*Say! What happened to lessons three through four or five? Who knows. This morning, I’m dreadfully rushed, so just a sketch. I do not expect anybody to be convinced this fine day.*

Where were we?

Suppose I’m interested in the ages (in whole years) of my blog readers. Now, except for about three or four exceptions, I don’t know these ages, do I? Which means I’m uncertain, and thus I’ll use some kind of probability model to quantify my uncertainty in these numbers.

In some cases, I can supply premises (evidence, information) that allow me to deduce the probability model that represents my uncertainty in some observable. This applies to most casino games of chance.

But most times I cannot find such evidence. That is, there do not exist plausible premises that allow me to say that a certain probability model is *the* probability model that should be used. What to do? Why, just assume *for the sake of argument* that I do know which probability model that should be used! Problem solved.

Most times, for anything that resembles a number (like ages), a normal distribution is used. This is usually done through laziness, custom, or because other choices are unknown. Before I can describe just what assuming a probability model does, we should understand what a normal distribution is.

It is the bell-shaped curve you’ve heard of, and it gives the probability of every number. And every number is just that: every number. How many are every? Well, from all the way out to negative infinity, progressing through zero, and shooting off towards positive infinity. And in between these infinities, are infinite other numbers. Why, even between the interval 0 and 1 there are an infinite number of numbers.

Because of this quirk of mathematics, when using the the normal to quantify probability, the probability of *any number* is zero *in all problems* (not just ages). That is, given we accept a normal distribution, the probability of seeing an age of (say) 40 is precisely zero. The probability of seeing 41 is zero, as it the probability of seeing 42, 43, and so on.

As said, this isn’t just for ages: the probability of any number anywhere in any situation is zero when using normals. But even though the probability of anything happening is zero, we can still (bizarrely) calculate the probability of *intervals* of numbers. For example, we can say that, given a normal, the chance of seeing ages between 40 and 45 is some percent; even though each of the numbers in that interval can’t happen.

Somewhat abnormal, no? It’s still worse because, as said, normals give probability to every interval, including the interval from negative infinity to zero. Which in our case translates to a definite probability of ages less than 0. It also means that we have positive probability to ages greater than, say, 130. An example later will make this all clearer.

The main point: the normal stinks as a vehicle to describe uncertainty. So why is it used? Because mathematicians love mathematics, and because of a misunderstanding of what statisticians call the *central limit theorem*. That theorem says that, for *any* set of numbers, their *averages* converge to a normal distribution as the sample size grows to infinity.

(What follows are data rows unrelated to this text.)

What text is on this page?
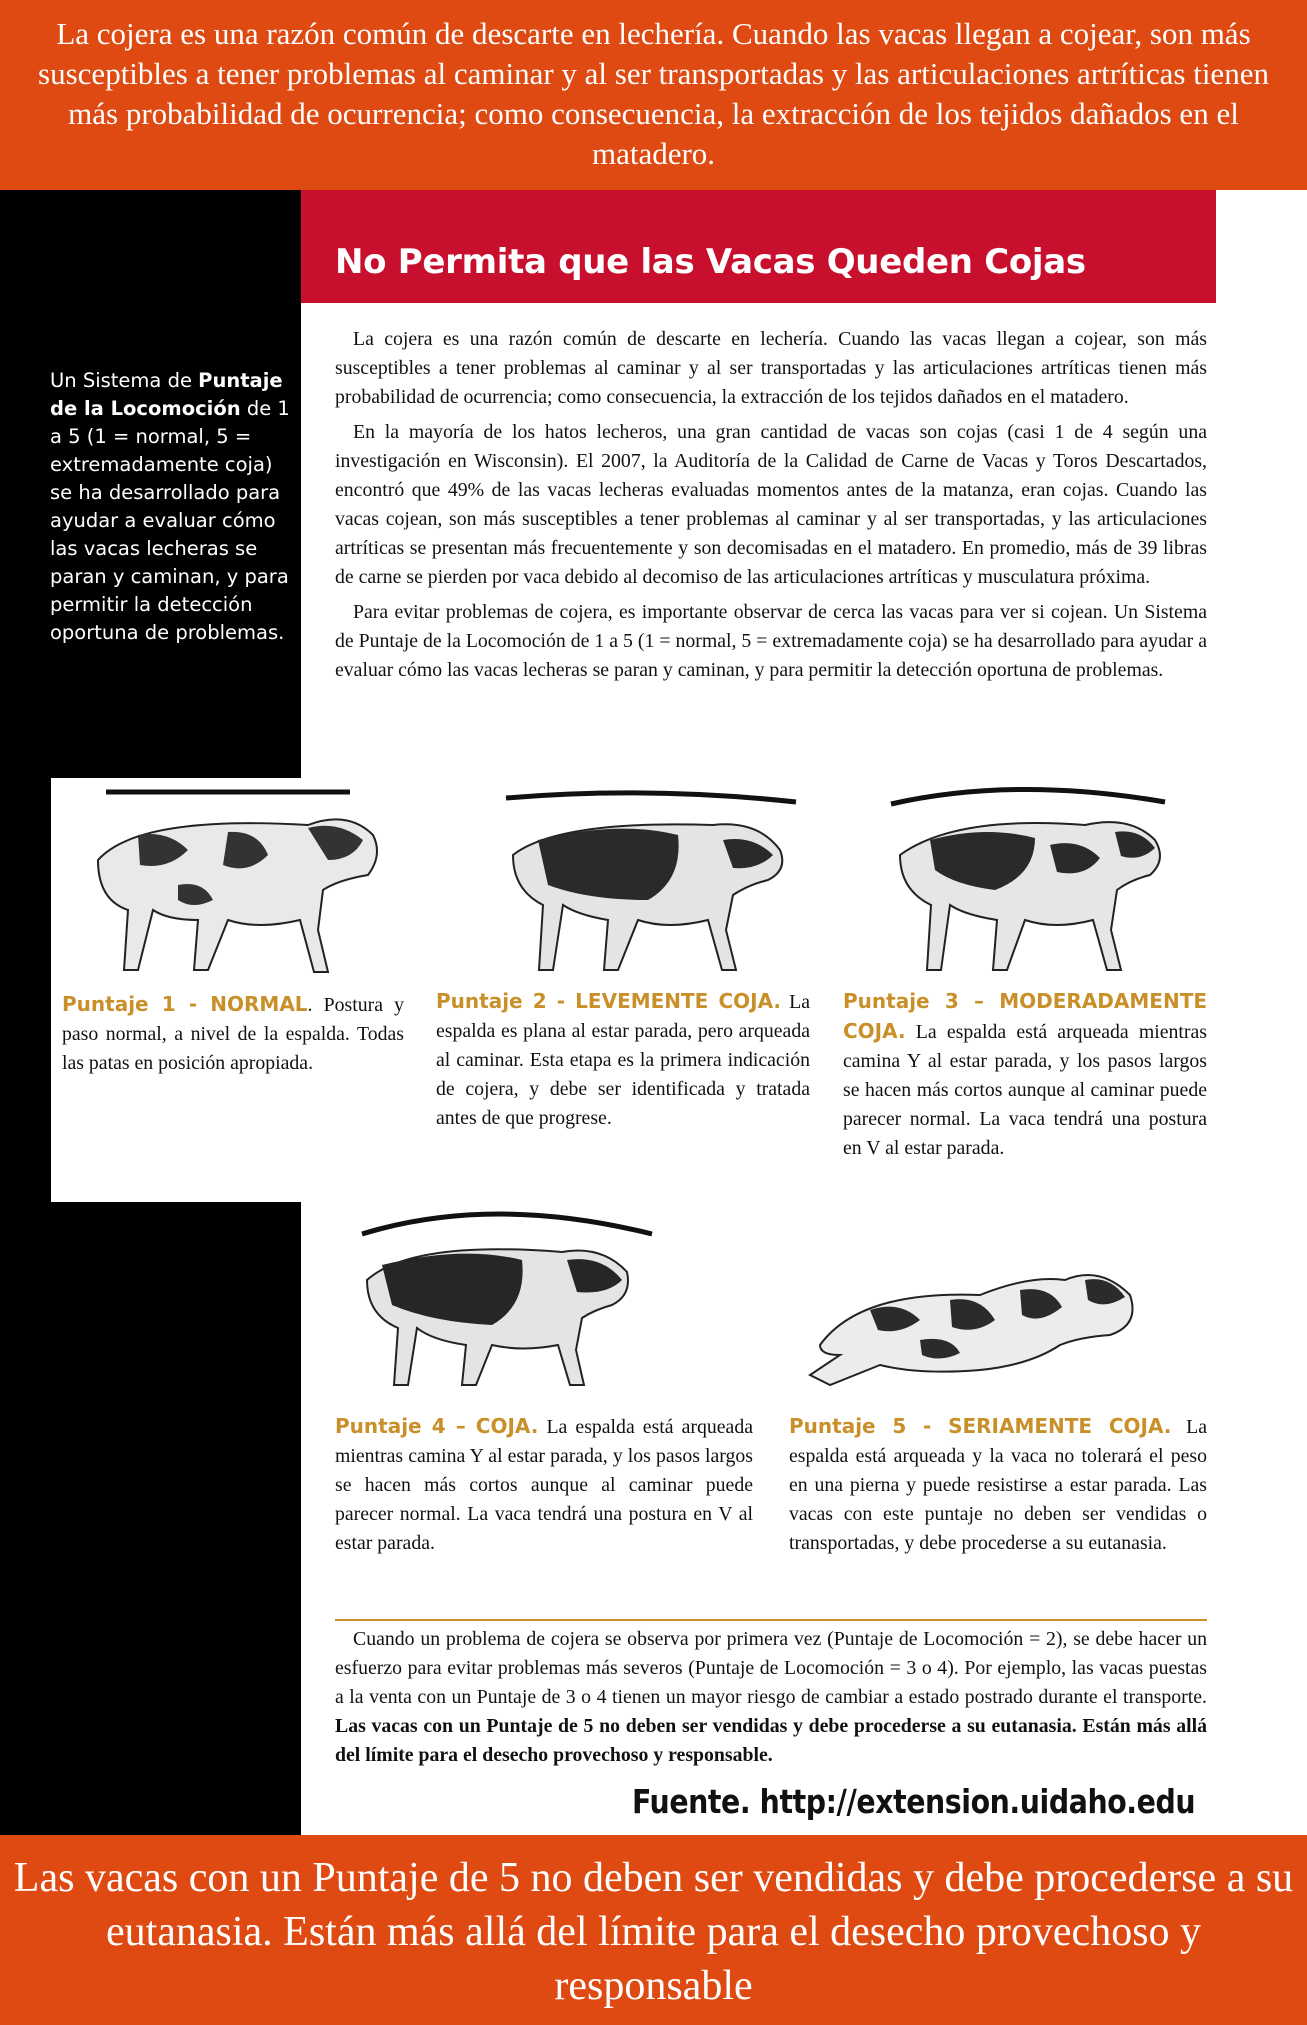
La cojera es una razón común de descarte en lechería. Cuando las vacas llegan a cojear, son más susceptibles a tener problemas al caminar y al ser transportadas y las articulaciones artríticas tienen más probabilidad de ocurrencia; como consecuencia, la extracción de los tejidos dañados en el matadero.
Un Sistema de Puntaje de la Locomoción de 1 a 5 (1 = normal, 5 = extremadamente coja) se ha desarrollado para ayudar a evaluar cómo las vacas lecheras se paran y caminan, y para permitir la detección oportuna de problemas.
No Permita que las Vacas Queden Cojas

La cojera es una razón común de descarte en lechería. Cuando las vacas llegan a cojear, son más susceptibles a tener problemas al caminar y al ser transportadas y las articulaciones artríticas tienen más probabilidad de ocurrencia; como consecuencia, la extracción de los tejidos dañados en el matadero.

En la mayoría de los hatos lecheros, una gran cantidad de vacas son cojas (casi 1 de 4 según una investigación en Wisconsin). El 2007, la Auditoría de la Calidad de Carne de Vacas y Toros Descartados, encontró que 49% de las vacas lecheras evaluadas momentos antes de la matanza, eran cojas. Cuando las vacas cojean, son más susceptibles a tener problemas al caminar y al ser transportadas, y las articulaciones artríticas se presentan más frecuentemente y son decomisadas en el matadero. En promedio, más de 39 libras de carne se pierden por vaca debido al decomiso de las articulaciones artríticas y musculatura próxima.

Para evitar problemas de cojera, es importante observar de cerca las vacas para ver si cojean. Un Sistema de Puntaje de la Locomoción de 1 a 5 (1 = normal, 5 = extremadamente coja) se ha desarrollado para ayudar a evaluar cómo las vacas lecheras se paran y caminan, y para permitir la detección oportuna de problemas.

Puntaje 1 - NORMAL. Postura y paso normal, a nivel de la espalda. Todas las patas en posición apropiada.
Puntaje 2 - LEVEMENTE COJA. La espalda es plana al estar parada, pero arqueada al caminar. Esta etapa es la primera indicación de cojera, y debe ser identificada y tratada antes de que progrese.
Puntaje 3 – MODERADAMENTE COJA. La espalda está arqueada mientras camina Y al estar parada, y los pasos largos se hacen más cortos aunque al caminar puede parecer normal. La vaca tendrá una postura en V al estar parada.
Puntaje 4 – COJA. La espalda está arqueada mientras camina Y al estar parada, y los pasos largos se hacen más cortos aunque al caminar puede parecer normal. La vaca tendrá una postura en V al estar parada.
Puntaje 5 - SERIAMENTE COJA. La espalda está arqueada y la vaca no tolerará el peso en una pierna y puede resistirse a estar parada. Las vacas con este puntaje no deben ser vendidas o transportadas, y debe procederse a su eutanasia.

Cuando un problema de cojera se observa por primera vez (Puntaje de Locomoción = 2), se debe hacer un esfuerzo para evitar problemas más severos (Puntaje de Locomoción = 3 o 4). Por ejemplo, las vacas puestas a la venta con un Puntaje de 3 o 4 tienen un mayor riesgo de cambiar a estado postrado durante el transporte. Las vacas con un Puntaje de 5 no deben ser vendidas y debe procederse a su eutanasia. Están más allá del límite para el desecho provechoso y responsable.

Fuente. http://extension.uidaho.edu
Las vacas con un Puntaje de 5 no deben ser vendidas y debe procederse a su eutanasia. Están más allá del límite para el desecho provechoso y responsable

This theorem is correct; it’s mathematics precise and true. But not all mathematical constructions have any real-life applicability. Anyway, the central limit theorem is a theorem about averages, not actual observations.

Plus we have the problem that we’re not interested in averages of the ages, but of the ages themselves. Another problem: I don’t (sad to say) have infinite numbers of readers.

Yet it is inescapable that normal distributions are used all the time everywhere and that it is sad that they can sometimes give reasonable approximations. Both statements are true. They are ubiquitous (I almost wrote iniquitous). And they *can* give reasonable approximations. It’s just that they often do not.

We have to understand what is meant by “approximation”. This is tricky; almost as tricky as viewing probability as logic for the first time.

Now, based on my knowledge that ages are in whole years, and that nobody can be less than 0, and that nobody can be of Methuselahian age, the probability that any pronouncement I make using a normal distribution about ages is true is exactly 0; which is to say, it is false. This means I *know with certainty* that I will be talking gibberish when I use a normal.

Unless I add a premise which goes something like, “All pronouncements will be roughly correct; but none will be exactly correct.” And what does that imply? Well, we shall see.

(Fisher, incidentally, knew of the problems of normals and warned users to be cautious. But like his warning about over-reliance on p-values, the warning was quickly forgotten.)

Categories: Philosophy, Statistics

But not all distributions are Normal. Examination of the temperature records for any given month in a year (at any location – by any method) will demonstrate a skewed or partially skewed distribution at best.

This means that the Mean temperature for any one month is almost a meaningless value :-).

Even at yearly summation, the distribution is still not Normal for all the locations I have so far looked at.

It is well recognised in statistics that the Mean does not represent a good central value for skewed distributions.

So, if talking about Monthly or Yearly temperature figures, surely the best Central value would be that given by the Median (or so my statistics teachers told me).

Censured discrete uniform distribution.

P(x = x|N) = 1/N, x = 10?, 11, 12, … 85?, N= 76, where all x are specified integers.

Assumes all visitors are between 10 and 85 years old. Other endpoints could be used, if there was any evidence to justify them. This distribution puts equal mass on each of the specified possible outcomes.

Shaped like a table instead of a bell. You can eat off it.

Whoops, I meant “censored” not “censured”. I’ll shut up now.

I believe in i.i.d.

I believe in the central limit theorem.

But since I am an engineer that continues to need employment – – –

I will never base any decision on probability models.

They are so handy though!

Sounds like the unexpected egg.

MIke D.,

distributions in uniform are ever so handsome.

Just wait until some bean counter calculates your bonus on a normal curve.